Se bobear, a garantia dança A instalação de equipamentos, mesmo que seja realizada na rede autorizada de qualquer fabricante, pode gerar transtornos e prejuízos àqueles que pensam fazer ótimo negócio.
As fábricas são obrigadas a honrar a garantia de três meses prevista em lei. Muitos fabricantes dão um, dois, três e até cinco anos de cobertura total do veículo. Porém, a história é bem diferente nas entrelinhas e qualquer deslize passa a ser motivo para o fabricante escapulir do combinado. Foi o que aconteceu com o engenheiro Elson Cardoso Bessa Júnior, que, para baratear o seguro de sua picape Nissan Frontier, instalou um rastreador via satélite e até hoje vive um martírio para resolver a questão.
Rastreamento problemático
Quando foi fazer o seguro de sua Nissan Frontier 2010, pela Bradesco Seguradora, foram oferecidas ao engenheiro Elson Cardoso Bessa Júnior duas apólices: uma no valor de R$ 5,2 mil e outra de R$ 4,1 mil. A opção pela proposta mais em conta implicava na instalação de um rastreador via satélite na picape. Como a diferença era expressiva, Bessa Júnior equipou o veículo com o aparelho.
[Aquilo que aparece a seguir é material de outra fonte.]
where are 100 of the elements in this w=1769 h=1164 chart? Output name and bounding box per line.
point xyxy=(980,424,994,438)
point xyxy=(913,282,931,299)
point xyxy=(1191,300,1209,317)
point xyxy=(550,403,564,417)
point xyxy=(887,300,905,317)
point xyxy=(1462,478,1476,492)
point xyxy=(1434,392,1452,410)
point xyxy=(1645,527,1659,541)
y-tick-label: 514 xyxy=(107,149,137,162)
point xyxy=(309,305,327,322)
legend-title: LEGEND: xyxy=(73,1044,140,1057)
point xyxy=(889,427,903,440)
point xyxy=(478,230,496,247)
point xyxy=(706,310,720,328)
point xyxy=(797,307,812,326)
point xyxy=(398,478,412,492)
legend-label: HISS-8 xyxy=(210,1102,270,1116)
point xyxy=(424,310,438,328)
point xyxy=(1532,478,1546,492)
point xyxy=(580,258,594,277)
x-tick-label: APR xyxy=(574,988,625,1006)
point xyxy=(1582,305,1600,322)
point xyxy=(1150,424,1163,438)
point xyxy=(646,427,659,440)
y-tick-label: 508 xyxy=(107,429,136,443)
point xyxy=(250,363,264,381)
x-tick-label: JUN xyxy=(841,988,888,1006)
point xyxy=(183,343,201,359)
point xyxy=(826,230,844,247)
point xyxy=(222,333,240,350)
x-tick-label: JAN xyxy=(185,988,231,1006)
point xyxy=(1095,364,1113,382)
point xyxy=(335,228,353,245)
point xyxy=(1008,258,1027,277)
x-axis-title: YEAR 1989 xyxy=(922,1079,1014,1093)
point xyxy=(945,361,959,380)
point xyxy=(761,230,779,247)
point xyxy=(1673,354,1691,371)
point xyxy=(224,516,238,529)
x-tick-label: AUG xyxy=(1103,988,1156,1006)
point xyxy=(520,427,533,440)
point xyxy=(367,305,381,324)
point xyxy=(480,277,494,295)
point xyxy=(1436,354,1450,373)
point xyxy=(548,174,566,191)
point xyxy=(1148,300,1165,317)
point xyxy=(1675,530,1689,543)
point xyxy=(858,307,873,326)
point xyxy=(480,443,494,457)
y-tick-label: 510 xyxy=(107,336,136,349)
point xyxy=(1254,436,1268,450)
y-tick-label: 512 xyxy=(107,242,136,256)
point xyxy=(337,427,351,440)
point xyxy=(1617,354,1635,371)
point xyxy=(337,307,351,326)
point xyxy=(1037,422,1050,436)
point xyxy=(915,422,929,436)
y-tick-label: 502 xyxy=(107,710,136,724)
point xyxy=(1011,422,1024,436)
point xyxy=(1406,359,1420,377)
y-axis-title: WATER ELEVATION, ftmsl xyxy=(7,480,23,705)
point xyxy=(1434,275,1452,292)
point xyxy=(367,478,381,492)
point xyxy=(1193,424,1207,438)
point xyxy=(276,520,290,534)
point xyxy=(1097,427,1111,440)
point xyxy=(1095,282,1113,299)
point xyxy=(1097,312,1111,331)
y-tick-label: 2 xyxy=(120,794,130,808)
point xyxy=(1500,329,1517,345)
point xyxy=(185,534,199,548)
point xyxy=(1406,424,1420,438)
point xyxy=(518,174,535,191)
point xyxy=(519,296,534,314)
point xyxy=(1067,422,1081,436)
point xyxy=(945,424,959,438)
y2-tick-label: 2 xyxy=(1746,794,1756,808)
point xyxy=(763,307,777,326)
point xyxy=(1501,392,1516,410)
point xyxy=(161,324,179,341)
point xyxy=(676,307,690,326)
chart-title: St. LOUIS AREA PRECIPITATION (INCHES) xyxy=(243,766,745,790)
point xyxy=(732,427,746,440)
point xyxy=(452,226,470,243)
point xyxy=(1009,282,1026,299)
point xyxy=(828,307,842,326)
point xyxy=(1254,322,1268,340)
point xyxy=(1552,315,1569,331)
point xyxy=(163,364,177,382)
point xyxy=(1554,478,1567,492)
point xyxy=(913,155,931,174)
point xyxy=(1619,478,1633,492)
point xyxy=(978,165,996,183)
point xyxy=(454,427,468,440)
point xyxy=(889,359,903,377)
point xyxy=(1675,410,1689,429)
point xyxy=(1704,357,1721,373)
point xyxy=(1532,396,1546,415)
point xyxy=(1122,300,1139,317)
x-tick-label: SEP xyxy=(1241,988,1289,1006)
Tudo transcorreu normalmente até a madrugada do dia 11 de dezembro de 2010, quando a Frontier simplesmente parou no meio da estrada, no município de Atibaia, SP. A picape foi rebocada para a concessionária Misaki, na capital, na qual foi constatado que a pane havia ocorrido em virtude do corte de um chicote elétrico, necessário para a instalação do rastreador. Para a surpresa de Bessa Júnior, o orçamento para a realização dos reparos foi de cerca de R$ 2,3 mil, sob a alegação de que a picape havia perdido a garantia, pois o aparelho havia sido colocado fora da rede autorizada da marca. O que se seguiu foi um longo martírio para o proprietário, que está até hoje sem a caminhonete.
“Entrei em contato várias vezes com a seguradora para solicitar uma vistoria, mas os atendentes sempre diziam que esse procedimento só era feito em sinistros de acidentes, o que não era o caso”, explica Bessa Júnior. Ele procurou também a Pósitron, fabricante do rastreador, que chegou a enviar um técnico para analisar o veículo, em conjunto com representantes da Nissan, mas não houve solução para o problema. “A empresa falava que a responsabilidade era da Bradesco, que, por sua vez, dizia o mesmo em relação à Pósitron.”
HOMOLOGAÇÃO A prática de invalidar a garantia quando equipamentos elétricos ou eletrônicos são instalados fora da rede autorizada é habitual entre os fabricantes de veículos. Porém, existem acessórios homologados, como alarmes e aparelhos de som, que podem ser conectados ao carro nas concessionárias, sem qualquer implicação. Ocorre que os rastreadores ainda não são homologados pelas montadoras.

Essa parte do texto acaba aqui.